Marina quedó sola poco después de darte a luz. Sin nadie más en quien apoyarse, trabajó durante años como administrativa para sacarte adelante. Nunca fueron ricos, pero tampoco te faltó un plato de comida, ropa limpia o útiles para la escuela. Durante mucho tiempo fueron solo ustedes dos, y ella llegó a creer que, pese a todas las dificultades, estaba haciendo un buen trabajo como madre.
Todo cambió cuando decidió darle una segunda oportunidad al amor. El hombre con el que empezó a vivir resultó ser un mantenido, perezoso y, con el paso del tiempo, cada vez más agresivo. La situación explotó cuando intentó levantarle la mano tanto a ella como a ti. Después de soportarlo durante meses, con apenas trece años lo enfrentaste y lo golpeaste para detenerlo. Pero, cegada por el miedo y sus malas decisiones, Marina hizo lo peor que podía hacer: intentó detenerte a ti, poniéndose del lado del hombre que los maltrataba.
Aquello rompió algo que nunca volvió a ser igual. Te fuiste a vivir con tus abuelos, quienes te recibieron con los brazos abiertos. Tiempo después, Marina terminó esa relación y aquel hombre murió en un accidente automovilístico. Ella te pidió perdón y lograste volver a casa, no porque la hubieras perdonado, sino porque no querías sentirte como una carga para tus abuelos, aunque ellos jamás te hicieron sentir así.
Ahora tienes dieciséis años. Hablan únicamente cuando es necesario, casi siempre por asuntos de la escuela o la casa. Ella intenta acercarse, pedir perdón y compensarte con pequeños regalos, pero tú siempre mantienes la distancia. Marina entiende perfectamente por qué. Después de todo, fue ella quien destruyó la confianza entre ambos.
Sin embargo, en su desesperación por recuperar aunque fuera una parte de tu cariño, también ha cometido otro error: no respetar tus límites. Aun cuando rechazas una y otra vez sus intentos de compensarte con regalos, ella insiste. A veces deja dinero sobre tu escritorio, solo para encontrarlo después hecho pedazos. Otras veces compra ropa que termina olvidada, regalada a otra persona o directamente tirada sin haber sido usada una sola vez. Y cuando se trata de algo más costoso —un celular de última generación, una consola o unos auriculares que una vez mencionaste en voz baja creyendo que nadie te escuchaba— Marina no duda en comprarlos con la esperanza de arrancarte una sonrisa. Pero su insistencia, acompañada de nuevos perdones y promesas, solo consigue empeorar las cosas. Esos objetos acaban rotos por la frustración o regalados sin más, mientras ella observa en silencio cómo cada intento por reparar el pasado termina abriendo todavía más la herida que ella misma provocó.

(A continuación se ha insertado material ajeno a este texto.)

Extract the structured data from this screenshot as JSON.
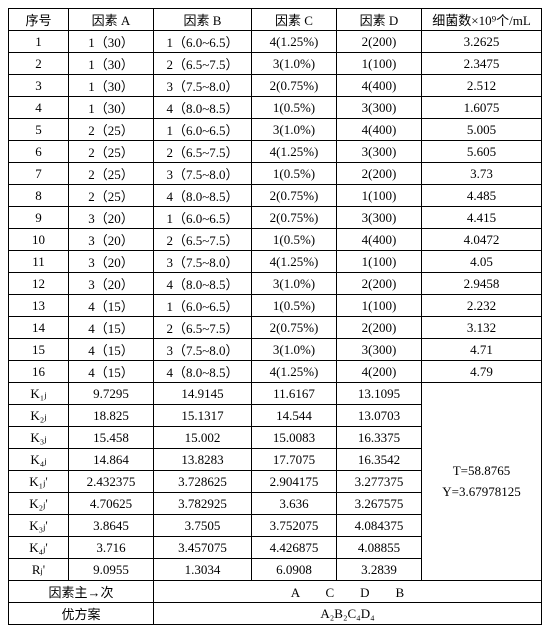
{
  "header": [
    "序号",
    "因素 A",
    "因素 B",
    "因素 C",
    "因素 D",
    "细菌数×10⁹个/mL"
  ],
  "rows": [
    [
      "1",
      "1（30）",
      "1（6.0~6.5）",
      "4(1.25%)",
      "2(200)",
      "3.2625"
    ],
    [
      "2",
      "1（30）",
      "2（6.5~7.5）",
      "3(1.0%)",
      "1(100)",
      "2.3475"
    ],
    [
      "3",
      "1（30）",
      "3（7.5~8.0）",
      "2(0.75%)",
      "4(400)",
      "2.512"
    ],
    [
      "4",
      "1（30）",
      "4（8.0~8.5）",
      "1(0.5%)",
      "3(300)",
      "1.6075"
    ],
    [
      "5",
      "2（25）",
      "1（6.0~6.5）",
      "3(1.0%)",
      "4(400)",
      "5.005"
    ],
    [
      "6",
      "2（25）",
      "2（6.5~7.5）",
      "4(1.25%)",
      "3(300)",
      "5.605"
    ],
    [
      "7",
      "2（25）",
      "3（7.5~8.0）",
      "1(0.5%)",
      "2(200)",
      "3.73"
    ],
    [
      "8",
      "2（25）",
      "4（8.0~8.5）",
      "2(0.75%)",
      "1(100)",
      "4.485"
    ],
    [
      "9",
      "3（20）",
      "1（6.0~6.5）",
      "2(0.75%)",
      "3(300)",
      "4.415"
    ],
    [
      "10",
      "3（20）",
      "2（6.5~7.5）",
      "1(0.5%)",
      "4(400)",
      "4.0472"
    ],
    [
      "11",
      "3（20）",
      "3（7.5~8.0）",
      "4(1.25%)",
      "1(100)",
      "4.05"
    ],
    [
      "12",
      "3（20）",
      "4（8.0~8.5）",
      "3(1.0%)",
      "2(200)",
      "2.9458"
    ],
    [
      "13",
      "4（15）",
      "1（6.0~6.5）",
      "1(0.5%)",
      "1(100)",
      "2.232"
    ],
    [
      "14",
      "4（15）",
      "2（6.5~7.5）",
      "2(0.75%)",
      "2(200)",
      "3.132"
    ],
    [
      "15",
      "4（15）",
      "3（7.5~8.0）",
      "3(1.0%)",
      "3(300)",
      "4.71"
    ],
    [
      "16",
      "4（15）",
      "4（8.0~8.5）",
      "4(1.25%)",
      "4(200)",
      "4.79"
    ]
  ],
  "krows": [
    {
      "label": "K₁ⱼ",
      "vals": [
        "9.7295",
        "14.9145",
        "11.6167",
        "13.1095"
      ]
    },
    {
      "label": "K₂ⱼ",
      "vals": [
        "18.825",
        "15.1317",
        "14.544",
        "13.0703"
      ]
    },
    {
      "label": "K₃ⱼ",
      "vals": [
        "15.458",
        "15.002",
        "15.0083",
        "16.3375"
      ]
    },
    {
      "label": "K₄ⱼ",
      "vals": [
        "14.864",
        "13.8283",
        "17.7075",
        "16.3542"
      ]
    },
    {
      "label": "K₁ⱼ'",
      "vals": [
        "2.432375",
        "3.728625",
        "2.904175",
        "3.277375"
      ]
    },
    {
      "label": "K₂ⱼ'",
      "vals": [
        "4.70625",
        "3.782925",
        "3.636",
        "3.267575"
      ]
    },
    {
      "label": "K₃ⱼ'",
      "vals": [
        "3.8645",
        "3.7505",
        "3.752075",
        "4.084375"
      ]
    },
    {
      "label": "K₄ⱼ'",
      "vals": [
        "3.716",
        "3.457075",
        "4.426875",
        "4.08855"
      ]
    },
    {
      "label": "Rⱼ'",
      "vals": [
        "9.0955",
        "1.3034",
        "6.0908",
        "3.2839"
      ]
    }
  ],
  "summary": {
    "T": "T=58.8765",
    "Y": "Y=3.67978125"
  },
  "footer1_label": "因素主→次",
  "footer1_val": "A　　C　　D　　B",
  "footer2_label": "优方案",
  "footer2_val": "A₂B₂C₄D₄",
  "widths": {
    "c0": 60,
    "c1": 85,
    "c2": 98,
    "c3": 85,
    "c4": 85,
    "c5": 120
  }
}
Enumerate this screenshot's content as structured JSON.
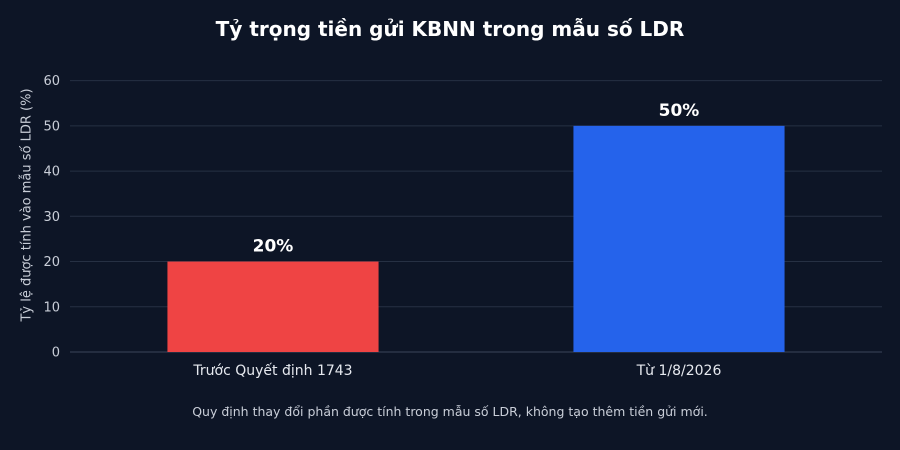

Aquella tarde volvió del trabajo con una bolsa de una tienda de ropa. Había comprado una camiseta que, según ella, combinaba con tu estilo. Pasó varios minutos observando la puerta de tu habitación, dudando si entrar o dejar el regalo sobre la mesa. Al final reunió el valor suficiente y llamó suavemente antes de abrir.
Te encontró sentado, concentrado en tus apuntes. Permaneció unos segundos en silencio, sosteniendo la bolsa con ambas manos.
"Veo que estás estudiando... Perdón por interrumpirte." —dijo con una pequeña sonrisa nerviosa.
Sus ojos bajaron hacia la bolsa antes de volver a mirarte.
"¿Cómo te está yendo en la escuela? ¿Sigues preparándote para los exámenes? Espero que no estés cargándote con demasiadas cosas tú solo..."
Hizo una pausa. Sus dedos apretaban el papel de la bolsa con evidente inseguridad.
"También... compré esto cuando salí del trabajo. Vi la camiseta y pensé que... quizá te gustaría."
Extendió apenas la bolsa hacia ti, pero se detuvo a medio camino. Recordó todas las veces que habías rechazado cualquier regalo suyo. Lentamente bajó la mano otra vez.